The first setting that affects how many times the test function will be called is the timeout setting. This specifies a maximum amount of time for Hypothesis to run your tests for. Once that has exceeded it will stop and not run any more (note: This is a soft limit, so it won’t interrupt a test midway through).

The result of this is that slow tests may get run fewer times. By default the timeout is one minute, which is high enough that most tests shouldn’t hit it, if your tests take somewhere in the region of 300-400ms on average they will start to hit the timeout.

The timeout is respected regardless of whether the test passes or fails, but other than that the behaviour for a passing test is very different from a failing one.

Passing tests

For the passing case there are two other settings that affect the answer: max_examples and max_iterations.

In the normal case, max_examples is what you can think of as the number of test runs. The difference comes when you start using assume or filter (and a few other cases).

Hypothesis distinguishes between a valid test run and an invalid one

  • if assume has been called with a falsey value or at some point in the generation process it got stuck (e.g. because filter couldn’t find any satisfying examples) it aborts the example and starts again from the beginning. max_examples counts only valid examples while max_iterations counts all examples, valid or otherwise. Some duplicate tests will also be considered invalid (though Hypothesis can’t distinguish all duplicates. e.g. if you did integers().map(lambda x: 1) it would think you had many distinct values when you only had one). The default value for max_iterations is currently 1000.

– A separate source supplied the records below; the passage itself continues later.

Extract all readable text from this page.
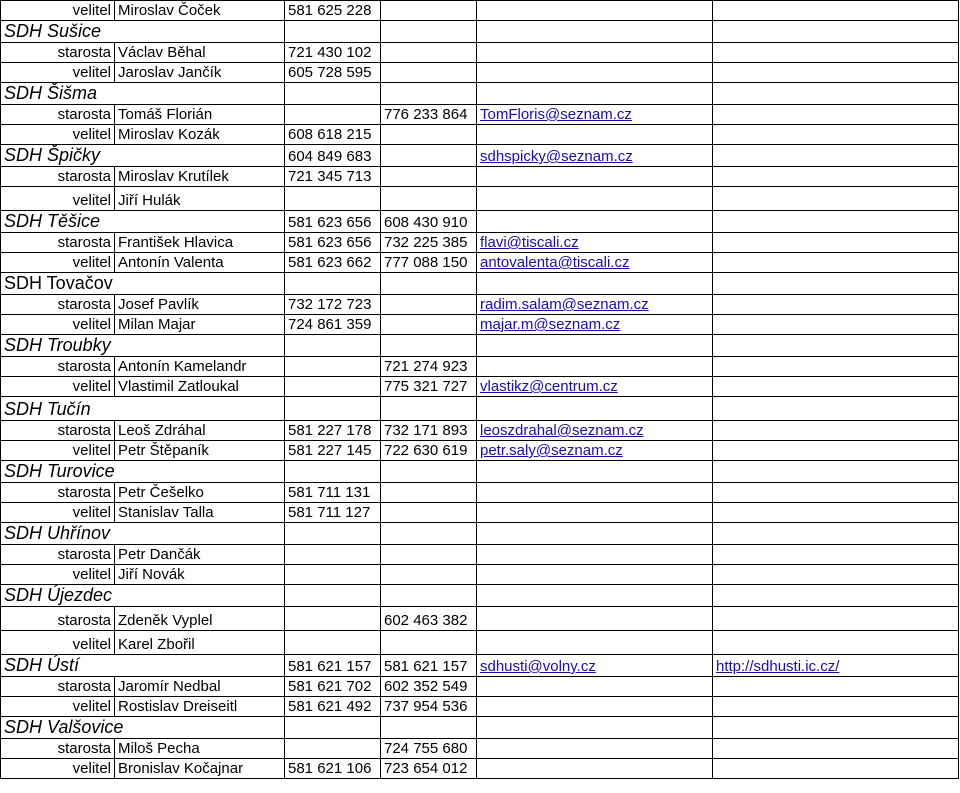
velitel	Miroslav Čoček	581 625 228			
SDH Sušice					
starosta	Václav Běhal	721 430 102			
velitel	Jaroslav Jančík	605 728 595			
SDH Šišma					
starosta	Tomáš Florián		776 233 864	TomFloris@seznam.cz	
velitel	Miroslav Kozák	608 618 215			
SDH Špičky		604 849 683		sdhspicky@seznam.cz	
starosta	Miroslav Krutílek	721 345 713			
velitel	Jiří Hulák				
SDH Těšice		581 623 656	608 430 910		
starosta	František Hlavica	581 623 656	732 225 385	flavi@tiscali.cz	
velitel	Antonín Valenta	581 623 662	777 088 150	antovalenta@tiscali.cz	
SDH Tovačov					
starosta	Josef Pavlík	732 172 723		radim.salam@seznam.cz	
velitel	Milan Majar	724 861 359		majar.m@seznam.cz	
SDH Troubky					
starosta	Antonín Kamelandr		721 274 923		
velitel	Vlastimil Zatloukal		775 321 727	vlastikz@centrum.cz	
SDH Tučín					
starosta	Leoš Zdráhal	581 227 178	732 171 893	leoszdrahal@seznam.cz	
velitel	Petr Štěpaník	581 227 145	722 630 619	petr.saly@seznam.cz	
SDH Turovice					
starosta	Petr Češelko	581 711 131			
velitel	Stanislav Talla	581 711 127			
SDH Uhřínov					
starosta	Petr Dančák				
velitel	Jiří Novák				
SDH Újezdec					
starosta	Zdeněk Vyplel		602 463 382		
velitel	Karel Zbořil				
SDH Ústí		581 621 157	581 621 157	sdhusti@volny.cz	http://sdhusti.ic.cz/
starosta	Jaromír Nedbal	581 621 702	602 352 549		
velitel	Rostislav Dreiseitl	581 621 492	737 954 536		
SDH Valšovice					
starosta	Miloš Pecha		724 755 680		
velitel	Bronislav Kočajnar	581 621 106	723 654 012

To see why it’s important to have the max_iterations limit, consider something like:

from hypothesis import given, assume, strategies as st

@given(st.integers())
def test_stuff(i):
    assume(False)

Then without a limit on invalid examples this would run forever.

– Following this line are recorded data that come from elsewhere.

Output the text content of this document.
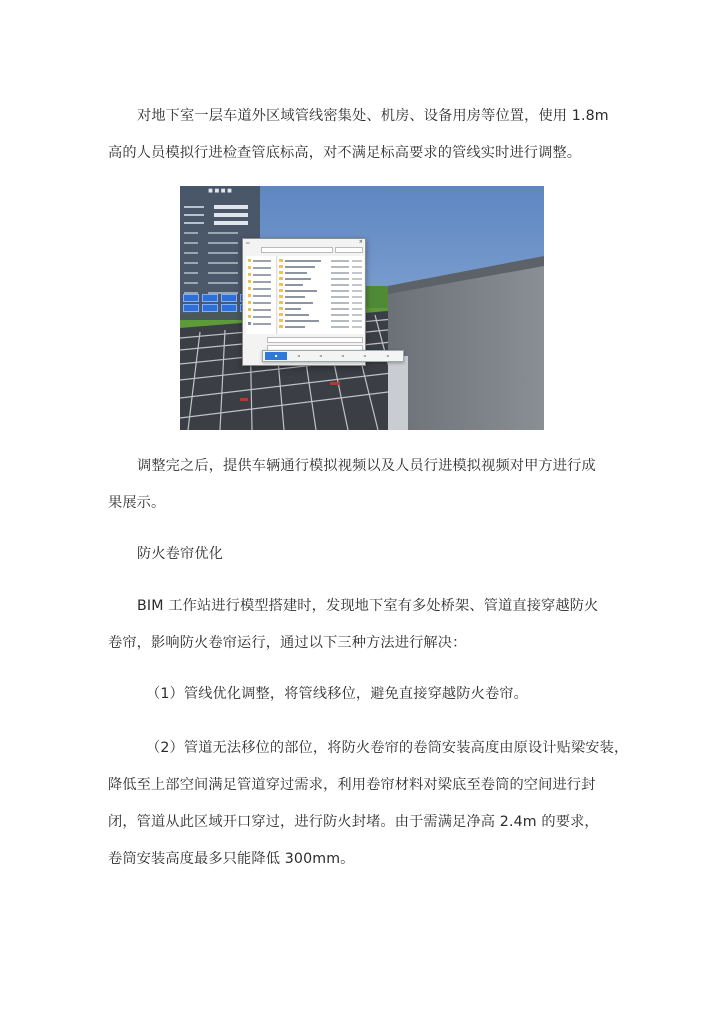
对地下室一层车道外区域管线密集处、机房、设备用房等位置，使用 1.8m
高的人员模拟行进检查管底标高，对不满足标高要求的管线实时进行调整。

■ ■ ■ ■
▭	×
▪	▫	▫	▫	▫	▫

调整完之后，提供车辆通行模拟视频以及人员行进模拟视频对甲方进行成
果展示。

防火卷帘优化

BIM 工作站进行模型搭建时，发现地下室有多处桥架、管道直接穿越防火
卷帘，影响防火卷帘运行，通过以下三种方法进行解决：

（1）管线优化调整，将管线移位，避免直接穿越防火卷帘。

（2）管道无法移位的部位，将防火卷帘的卷筒安装高度由原设计贴梁安装，
降低至上部空间满足管道穿过需求，利用卷帘材料对梁底至卷筒的空间进行封
闭，管道从此区域开口穿过，进行防火封堵。由于需满足净高 2.4m 的要求，
卷筒安装高度最多只能降低 300mm。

Conversely however, treating valid examples specially is useful because otherwise even casual use of assume would reduce the number of tests you run, reducing the quality of your testing.

Another thing to note here is that the test with assume(False) will actually fail, raising:

hypothesis.errors.Unsatisfiable: Unable to satisfy assumptions of hypothesis test_stuff. Only 0 examples considered satisfied assumptions

This is because of the min_satisfying_examples setting: If Hypothesis couldn’t find enough valid test cases then it will fail the test rather than silently doing the wrong thing.

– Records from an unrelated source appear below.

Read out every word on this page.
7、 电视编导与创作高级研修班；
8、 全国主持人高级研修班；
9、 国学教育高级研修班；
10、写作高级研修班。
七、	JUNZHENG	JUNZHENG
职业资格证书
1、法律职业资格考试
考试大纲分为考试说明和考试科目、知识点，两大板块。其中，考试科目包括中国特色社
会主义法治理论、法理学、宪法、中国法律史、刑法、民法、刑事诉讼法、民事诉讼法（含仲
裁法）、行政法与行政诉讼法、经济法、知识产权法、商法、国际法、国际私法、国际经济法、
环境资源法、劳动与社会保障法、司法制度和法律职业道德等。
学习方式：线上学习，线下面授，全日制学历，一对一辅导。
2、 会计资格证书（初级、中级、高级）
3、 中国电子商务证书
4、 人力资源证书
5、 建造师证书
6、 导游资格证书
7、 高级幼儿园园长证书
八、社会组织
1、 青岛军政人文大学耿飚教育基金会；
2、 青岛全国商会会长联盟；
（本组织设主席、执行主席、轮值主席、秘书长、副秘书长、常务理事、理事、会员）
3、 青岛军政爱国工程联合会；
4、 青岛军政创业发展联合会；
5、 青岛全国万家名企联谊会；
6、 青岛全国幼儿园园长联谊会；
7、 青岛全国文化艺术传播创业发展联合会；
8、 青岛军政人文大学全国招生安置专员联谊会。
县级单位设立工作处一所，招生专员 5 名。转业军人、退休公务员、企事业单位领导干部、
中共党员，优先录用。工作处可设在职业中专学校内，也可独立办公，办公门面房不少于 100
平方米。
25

min_satisfying_examples will never increase the number of tests run, only fail the test if that number of valid examples haven’t been run. If you’re hitting this failure you can either turn it down or turn the timeout or max_iterations up. Better, you can figure out why you’re hitting that and fix it, because it’s probably a sign you’re not getting much benefit out of Hypothesis.

Failing tests

If in the course of normal execution Hypothesis finds an example which causes your test to fail, it switches into shrinking mode.

Shrinking mode tries to take your example and produce a smaller one. It ignores max_examples and max_iterations but respects timeout. It also respects one additional setting: max_shrinks.

max_shrinks is the maximum number of failing tests that Hypothesis will see before it stops. It may try any number of valid or invalid examples in the course of shrinking. This is because failing examples tend to be a lot rarer than passing or invalid examples, so it makes more sense to limit based on that if we want to get good examples out at the end.

Once Hypothesis has finished shrinking it will run your test once more to replay it for display: In the final run only it will print out the example and any notes, and will let the exception bubble up to the test runner to be handled as normal.

In Conclusion

“It’s complicated”.

These heuristics are probably not the best. They’ve evolved over time, and are definitely not the ones that you or I would obviously come up with if you sat down and designed the system from scratch.

Fortunately, you’re not expected to know these heuristics by heart and mostly shouldn’t have to. I’m working on a new feature that will help show how many examples Hypothesis has tried and help debug why it’s stopped at that point. Hopefully it will be coming in a release in the near future.